I applaud Mr. Jacob and INADEM for their funding of the Council’s workplans.
Also, as you might remember, MUSEIC had its first meeting here in Mexico City last September. I am pleased to announce today that the next meeting will be in April at the University of Texas San Antonio’s Institute for Economic Development.
Looking forward, my commitment to all of you here today is this. My Department will do everything possible to foster entrepreneurship and innovation between our countries.
As Secretary, I will continue to take an active role in leading the High-Level Economic Dialogue alongside Secretary Guajardo. And I will soon launch my work as Chair of President Obama’s new Committee on Global Entrepreneurship. This will be a group of “entrepreneurial ambassadors” from the United States who will promote a startup culture throughout North America and around the world.
Finally, as U.S.-Mexico ties become stronger and stronger, we must also jointly lead on a global scale. Under NAFTA, the United States, Mexico, and Canada built one of the most competitive and successful economic platforms in the world. I already mentioned how our trade has quadrupled and our supply chains are more integrated than ever before.
That said, NAFTA was not perfect. For example, labor rights and environmental protections were not subject to the agreement’s dispute settlement mechanism. And it did not address new realities that simply did not exist when NAFTA was created – such as e-commerce, the digital economy, the rise of state-owned enterprises, and more.
Today, we have an opportunity to upgrade NAFTA through the Trans Pacific Partnership. The Trans Pacific Partnership will be a high-standard agreement with 12 countries representing 40 percent of the global economy.
This agreement can and should reflect our shared values between the U.S. and Mexico.
We cannot sit on the sidelines while our competitors move forward with their own agreements that lower standards and make us less competitive in markets around the world.

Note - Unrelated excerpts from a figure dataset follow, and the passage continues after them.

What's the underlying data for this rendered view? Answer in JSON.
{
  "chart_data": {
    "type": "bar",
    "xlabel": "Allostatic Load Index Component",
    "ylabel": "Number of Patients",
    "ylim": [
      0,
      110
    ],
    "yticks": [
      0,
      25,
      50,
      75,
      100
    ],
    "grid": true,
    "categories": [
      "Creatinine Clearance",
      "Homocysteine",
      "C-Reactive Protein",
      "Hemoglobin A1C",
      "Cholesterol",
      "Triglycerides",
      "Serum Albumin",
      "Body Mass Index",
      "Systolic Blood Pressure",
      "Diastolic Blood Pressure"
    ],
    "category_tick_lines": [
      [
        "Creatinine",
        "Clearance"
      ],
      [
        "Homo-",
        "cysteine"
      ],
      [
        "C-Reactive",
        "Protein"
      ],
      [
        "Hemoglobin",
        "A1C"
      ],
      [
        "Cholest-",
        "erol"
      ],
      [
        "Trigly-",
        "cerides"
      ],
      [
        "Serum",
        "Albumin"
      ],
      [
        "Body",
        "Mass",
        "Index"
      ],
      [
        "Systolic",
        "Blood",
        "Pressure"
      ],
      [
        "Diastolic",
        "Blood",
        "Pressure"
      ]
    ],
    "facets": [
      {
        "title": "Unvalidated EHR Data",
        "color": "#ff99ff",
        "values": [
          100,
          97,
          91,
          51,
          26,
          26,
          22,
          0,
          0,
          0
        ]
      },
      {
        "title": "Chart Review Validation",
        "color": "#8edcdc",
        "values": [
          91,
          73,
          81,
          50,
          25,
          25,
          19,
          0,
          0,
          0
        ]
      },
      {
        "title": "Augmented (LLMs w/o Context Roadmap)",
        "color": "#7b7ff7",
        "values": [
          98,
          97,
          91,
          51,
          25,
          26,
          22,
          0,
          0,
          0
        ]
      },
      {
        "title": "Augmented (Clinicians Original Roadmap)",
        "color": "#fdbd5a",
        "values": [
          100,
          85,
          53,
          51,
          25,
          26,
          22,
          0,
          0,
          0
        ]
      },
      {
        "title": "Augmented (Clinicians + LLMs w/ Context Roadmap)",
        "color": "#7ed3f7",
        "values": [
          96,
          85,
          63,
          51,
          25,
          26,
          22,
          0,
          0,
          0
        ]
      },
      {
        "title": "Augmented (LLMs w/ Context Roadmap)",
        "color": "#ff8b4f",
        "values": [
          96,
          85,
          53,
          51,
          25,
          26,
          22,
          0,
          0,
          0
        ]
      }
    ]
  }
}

Clearly, the opportunities that will flow from this new agreement are simply too big to ignore. Outside economists have estimated that – for the United States alone – this agreement could add more than $120 billion dollars in exports each year. Of course, that would include products that we build through cross-border supply chains with Mexico, as I mentioned earlier.
Securing this agreement is crucial to North America’s overall ability to increase exports, promote economic growth, and create good jobs for all of our citizens in the decades ahead. We are on track – and we must continue to lead together – to bring TPP across the finish line.
Let me close by wishing you a happy Constitution Day here in Mexico. On the 97th anniversary of your Constitution, it is a time to reflect on and celebrate the dramatic journey that Mexico and its people have taken.
Indeed, both of our countries have successfully built vibrant democracies and economies over the past century.
As we look to the future, it is clear that the United States and Mexico are poised for even greater success due to the cultural, economic, and person-to-person ties that have blossomed between us.
Let’s continue to trade, invest, build, and innovate with each other.
Perhaps more than anyone else, all of you – the visionaries in this room – understand that our potential is limitless. Thank you for helping us find the very best path forward, and thank you for your time.